Exploring Physics of Ferroelectric Domain Walls in Real Time: Deep Learning Enabled Scanning Probe Microscopy

Abstract

The functionality of ferroelastic domain walls in ferroelectric materials is explored in real-time via the in-situ implementation of computer vision algorithms in scanning probe microscopy (SPM) experiment. The robust deep convolutional neural network (DCNN) is implemented based on a deep residual learning framework (Res) and holistically-nested edge detection (Hed), and ensembled to minimize the out-of-distribution drift effects. The DCNN is implemented for real-time operations on SPM, converting the data stream into the semantically segmented image of domain walls and the corresponding uncertainty.
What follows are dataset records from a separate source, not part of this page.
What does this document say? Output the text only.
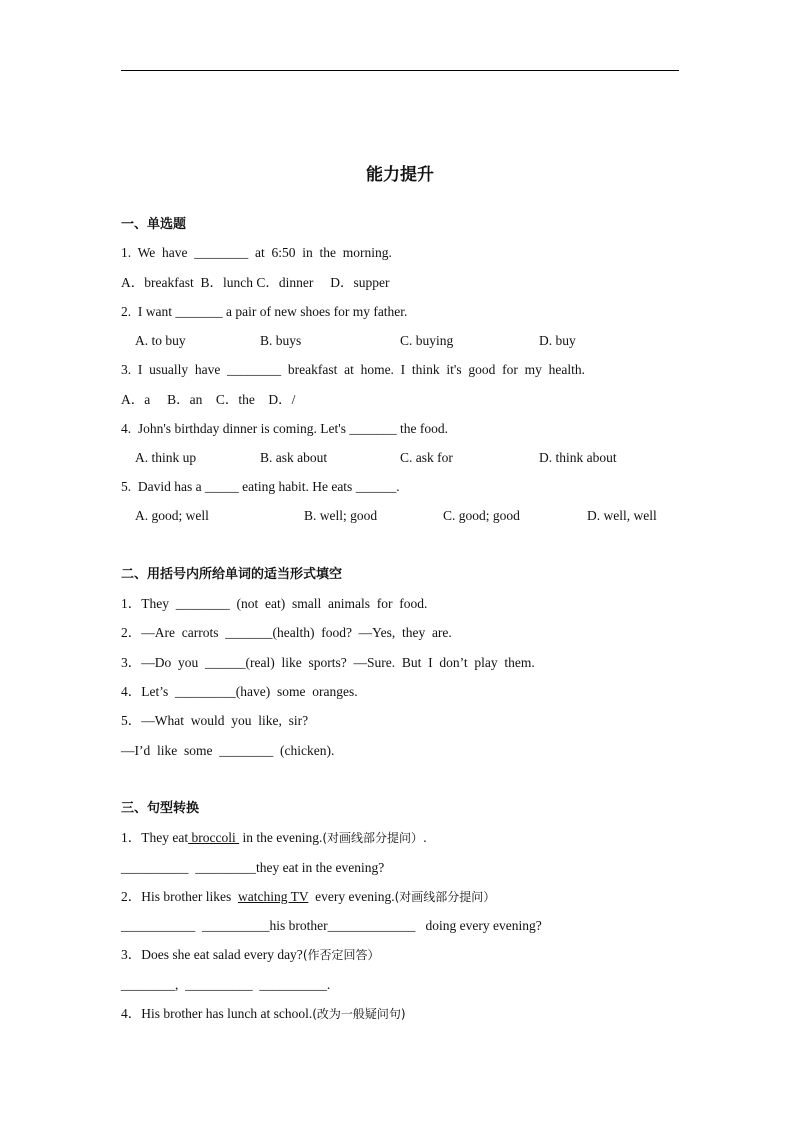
能力提升
一、单选题
1.  We  have  ________  at  6:50  in  the  morning.
A．breakfast  B．lunch C．dinner     D．supper
2.  I want _______ a pair of new shoes for my father.
A. to buy	B. buys	C. buying	D. buy
3.  I  usually  have  ________  breakfast  at  home.  I  think  it's  good  for  my  health.
A．a     B．an    C．the    D．/
4.  John's birthday dinner is coming. Let's _______ the food.
A. think up	B. ask about	C. ask for	D. think about
5.  David has a _____ eating habit. He eats ______.
A. good; well	B. well; good	C. good; good	D. well, well
二、用括号内所给单词的适当形式填空
1．They  ________  (not  eat)  small  animals  for  food.
2．—Are  carrots  _______(health)  food?  —Yes,  they  are.
3．—Do  you  ______(real)  like  sports?  —Sure.  But  I  don’t  play  them.
4．Let’s  _________(have)  some  oranges.
5．—What  would  you  like,  sir?
—I’d  like  some  ________  (chicken).
三、句型转换
1．They eat broccoli  in the evening.(对画线部分提问）.
__________  _________they eat in the evening?
2．His brother likes  watching TV  every evening.(对画线部分提问）
___________  __________his brother_____________   doing every evening?
3．Does she eat salad every day?(作否定回答）
________,  __________  __________.
4．His brother has lunch at school.(改为一般疑问句)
We further demonstrate the pre-selected experimental workflows on thus discovered domain walls, and report alternating high- and low- polarization dynamic (out-of-plane) ferroelastic domain walls in a (PbTiO3) PTO thin film and high polarization dynamic (out-of-plane) at short ferroelastic walls (compared with long ferroelastic walls) in a lead zirconate titanate (PZT) thin film. This work establishes the framework for real-time DCNN analysis of data streams in scanning probe and other microscopies and highlights the role of out-of-distribution effects and strategies to ameliorate them in real time analytics.